Let us turn to the text. In the preface to the Philosophical Investigations, Wittgenstein says that he now sees grave mistakes in his Tractatus. He says that this book is not to spare thinking, but to stimulate thinking. Notice that the Tractatus had the opposite goal: to put an end to the problems of logic and philosophy.
7- Language games (actions and language are interwoven as forms of life)
11- Language is like toolbox, a complex set of tools that have no absolute necessity
12- cabin in a locomotive, with crank wheel, pump, switch and brake
15- Naming is like attaching a label, and just this (hello my name is sticker).
17- Classification always is with purpose/point of view, like chessmen classes.
18- Language is like an old city, with side streets and squares (vs. logic matrix of Tractatus)
22- vs. Frege’s inner assumption of a sentence is rather the sentence in its place.
57-58- Red exists, yes, but not just in my head or in the world, but in my seeing, using and talking about red here and there with others, not apart from this.
65- no essence other than the family resemblance association.
66- use ‘games’ as example of family, a complicated network.
67- vs. Confucius, not one thread within (compassion as essence) but rather the twist of the chord is itself the only consistent thread that runs all the way through.
69- When we do draw rigid boundaries, it has a use and purpose in a game/culture we share with others. We do not draw boundaries because ‘that is what there is’, nor ‘simply how I see it’.
Read 80- example of disappearing chair
Read 83- Rules to aimless ball game of catch, but unwritten (who do you throw it to?)
Read 84- We don’t need to stop up all the cracks to live games.
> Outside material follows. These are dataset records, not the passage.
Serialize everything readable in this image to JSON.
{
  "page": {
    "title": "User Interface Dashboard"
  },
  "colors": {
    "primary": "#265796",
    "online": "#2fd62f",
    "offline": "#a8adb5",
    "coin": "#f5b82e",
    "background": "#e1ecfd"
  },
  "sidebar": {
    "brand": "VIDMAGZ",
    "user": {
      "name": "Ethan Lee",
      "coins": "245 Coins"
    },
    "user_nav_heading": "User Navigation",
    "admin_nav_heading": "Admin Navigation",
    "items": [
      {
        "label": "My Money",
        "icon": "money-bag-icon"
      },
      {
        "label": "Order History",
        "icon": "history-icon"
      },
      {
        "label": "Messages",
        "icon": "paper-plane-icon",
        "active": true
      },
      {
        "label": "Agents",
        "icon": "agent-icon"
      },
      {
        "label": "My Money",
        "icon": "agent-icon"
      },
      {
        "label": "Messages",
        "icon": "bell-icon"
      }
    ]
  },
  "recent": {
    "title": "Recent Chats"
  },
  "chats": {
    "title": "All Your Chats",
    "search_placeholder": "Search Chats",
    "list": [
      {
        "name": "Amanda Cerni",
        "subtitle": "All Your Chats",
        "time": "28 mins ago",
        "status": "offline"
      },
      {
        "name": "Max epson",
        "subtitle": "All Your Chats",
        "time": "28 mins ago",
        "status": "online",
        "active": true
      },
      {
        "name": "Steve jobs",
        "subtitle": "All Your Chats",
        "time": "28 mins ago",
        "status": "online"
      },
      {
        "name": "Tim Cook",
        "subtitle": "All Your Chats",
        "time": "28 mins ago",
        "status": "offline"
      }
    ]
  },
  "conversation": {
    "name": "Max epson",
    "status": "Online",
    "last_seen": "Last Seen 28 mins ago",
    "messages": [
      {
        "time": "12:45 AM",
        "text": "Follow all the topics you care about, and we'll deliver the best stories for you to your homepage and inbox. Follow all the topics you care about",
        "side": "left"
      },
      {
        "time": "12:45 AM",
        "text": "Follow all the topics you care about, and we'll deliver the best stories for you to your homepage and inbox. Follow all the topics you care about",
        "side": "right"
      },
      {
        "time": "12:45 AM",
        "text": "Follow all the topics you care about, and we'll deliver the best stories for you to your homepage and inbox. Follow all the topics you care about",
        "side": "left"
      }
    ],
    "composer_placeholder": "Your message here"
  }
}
85- a rule is like a signpost, not a guarantee in stone.
89- it seemed like the essence lay within the thing, waiting, but in fact we want to interconnect the thing with many other things, expanding it, getting more of its interrelations and possibilities interacting with other things.
90- It is investigating the possibilities of X, not penetrating X. Analysis is comparison and substitution, not getting to secret core. 91- Lang misleads.
99- Trying for definite sense other than sentence is like ‘locking’ man in room with the window open. We want a ‘must’, but too many openings to plug all (HD and Alice).
106- It would be like repairing a torn spider’s web with one’s fingers.
107- A Tractatus logic would be slippery ice, no friction, like ‘being’. Back to rough ground!
108- Need to remove crystalline by reversing investigation (Foucault and capillary)
109- do away with explanation, description takes its place (all we really were doing).
IN FACT, this means that our explanations are descriptions, sketches, not anchors or bedrock.
118- There is no need for final definitions or explanations, and saying this is not a nihilism that can mean nothing but rather CLEARING GROUND for meaning.
133- the real discovery is that we can start and stop philosophizing when we want to
478- fearing hand in flame, 1000 voices/reasons drown each other out together
498- towards nonsense and humor, like philosophy, showing us forms of life.
499- Calling something ‘nonsense’ or ‘no sense’ or ‘crazy’ is setting up a fence for a purpose, in a game/culture with others. It is not just that there is no meaning there.
500- ‘Senseless’ is like withdrawn from circulation (of library)
513- Consider, no sense unless trying to fit on a rollercoaster or something, a context could give it sense, but it sounds funny at first to everyone.